After I download and install UQLab 2.1.0, I run uq_Example_Sensitivity_05_DependentInputs.m under examples of sensitivity. The first index of M and P are much higher than the total index, please see below for detail. In addition, the results are inconsistent with what list in Sensitivity Analysis User Manual (also list below), even I modify the sample number the same (1e4). Is there anything I made a mistake?
from running the example
Total Kucherenko indices for output component 1
Y M P
0.242795 0.030790 0.210269
First Order Kucherenko indices for output component 1
Y M P
0.213813 0.550109 0.718526
Total cost (model evaluations): 80000
from User Manual:
Total Kucherenko indices for output component 1
Y M P
0.884794 0.056842 0.001734
First Order Kucherenko indices for output component 1
The example and the manual do have a slightly different problem setup. Note that in the manual the distributions of the random variables are defined using the Parameters field, while the example defines the Moments.
Thank you for pointing out the root cause of results difference between running example and user manual. Since parameter “Y” is with Lognormal(mean=5, standard deviation=0.5), we should use Moments field rather than Parameters field when we define its marginal distribution, so the example code is correct at this point. However, as showed in my original question, the first order index of M and P are much higher than their total index (0.55 vs 0.03, 0.72 vs 0.21), is this expected? Could you please help explain further:
Why calculated first-order index is much higher than total-index, is this reasonable? Based on my understanding, total-order index includes additional interaction effects with other parameters, which should always higher than first-order index.
The sum of first-order indices (0.22+0.55+0.72) is much higher than 1.0, why and is it reasonable?
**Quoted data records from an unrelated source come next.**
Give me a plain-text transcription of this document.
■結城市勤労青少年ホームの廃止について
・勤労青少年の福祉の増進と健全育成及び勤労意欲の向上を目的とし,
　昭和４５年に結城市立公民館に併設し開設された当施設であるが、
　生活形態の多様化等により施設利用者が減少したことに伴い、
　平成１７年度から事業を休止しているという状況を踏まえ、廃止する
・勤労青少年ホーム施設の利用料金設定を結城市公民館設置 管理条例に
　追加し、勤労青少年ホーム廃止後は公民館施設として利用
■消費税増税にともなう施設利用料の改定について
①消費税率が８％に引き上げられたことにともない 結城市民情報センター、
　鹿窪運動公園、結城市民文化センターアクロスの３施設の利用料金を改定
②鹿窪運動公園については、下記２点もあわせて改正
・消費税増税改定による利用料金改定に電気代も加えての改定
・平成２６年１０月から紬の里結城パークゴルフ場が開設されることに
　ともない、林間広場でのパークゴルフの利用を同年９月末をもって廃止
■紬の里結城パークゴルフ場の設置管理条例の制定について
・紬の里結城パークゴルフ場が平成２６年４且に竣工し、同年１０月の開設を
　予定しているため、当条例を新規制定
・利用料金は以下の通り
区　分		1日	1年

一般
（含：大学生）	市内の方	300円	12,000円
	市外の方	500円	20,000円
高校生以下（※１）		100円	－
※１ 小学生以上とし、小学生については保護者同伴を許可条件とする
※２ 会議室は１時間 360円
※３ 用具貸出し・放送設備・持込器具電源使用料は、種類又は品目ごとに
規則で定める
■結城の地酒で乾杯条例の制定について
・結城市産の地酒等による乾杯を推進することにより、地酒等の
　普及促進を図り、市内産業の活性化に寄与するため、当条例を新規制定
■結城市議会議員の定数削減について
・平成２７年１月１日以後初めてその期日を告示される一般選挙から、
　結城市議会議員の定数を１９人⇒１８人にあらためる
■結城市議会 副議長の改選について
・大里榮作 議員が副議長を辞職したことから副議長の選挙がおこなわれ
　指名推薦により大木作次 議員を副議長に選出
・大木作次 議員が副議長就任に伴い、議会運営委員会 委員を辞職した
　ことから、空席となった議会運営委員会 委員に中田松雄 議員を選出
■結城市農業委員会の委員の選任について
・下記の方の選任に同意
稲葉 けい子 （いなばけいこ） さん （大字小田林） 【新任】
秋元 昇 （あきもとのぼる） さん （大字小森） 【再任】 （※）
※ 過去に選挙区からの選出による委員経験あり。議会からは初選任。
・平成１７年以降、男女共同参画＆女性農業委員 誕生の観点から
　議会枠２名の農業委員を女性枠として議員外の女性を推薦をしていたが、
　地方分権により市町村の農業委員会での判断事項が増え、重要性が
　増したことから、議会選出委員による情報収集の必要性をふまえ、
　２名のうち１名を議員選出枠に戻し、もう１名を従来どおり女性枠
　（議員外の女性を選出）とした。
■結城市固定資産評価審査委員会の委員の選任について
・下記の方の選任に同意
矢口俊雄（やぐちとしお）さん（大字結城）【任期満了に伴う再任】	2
Based on my understanding, sum of total-order indices could be greater than 1.0 because of duplicate interaction effect included, but the sum of first-order index should always less than or equal to 1.0.
As for your first question: it does indeed seem counterintuitive to have larger first order indices than total order indices. However, if the correlation effects are strong, this can be the case. This is mentioned for example in this thesis by a former master student of ours (see section 4.9):
Regarding your second question. This is also possible if the correlation is high. There is a good post on this by William Becker on Researchgate:
Thank you very much for your answer, document and information! They are very helpful to learn details of Kucherenko method.
Now I understand strong correlation can cause the sum of first-order indices greater than 1.0, which makes sense because correlation effect is included multiple times.
I now also understand strong correlation can cause first-order index be greater than corresponding total index. However, I think the main reason is because of the definition or the calculation method of total index in Kucherenko. The total index of Xi is not calculated directly, instead it is calculated by 1.0 minus the contribution to the output variance from all other variables in the absence of Xi. This can cause strange total indices in strong correlation case. For example, in case 2 of section 4.2 in the attached document, K1T, K2T and K3T are all 0 when rho12=1.0 or -1.0. Personally I think this definition or calculation method for Kucherenko total index is not suitable for strong correlation senarios, and very possibly can not be applied practically. How do you think?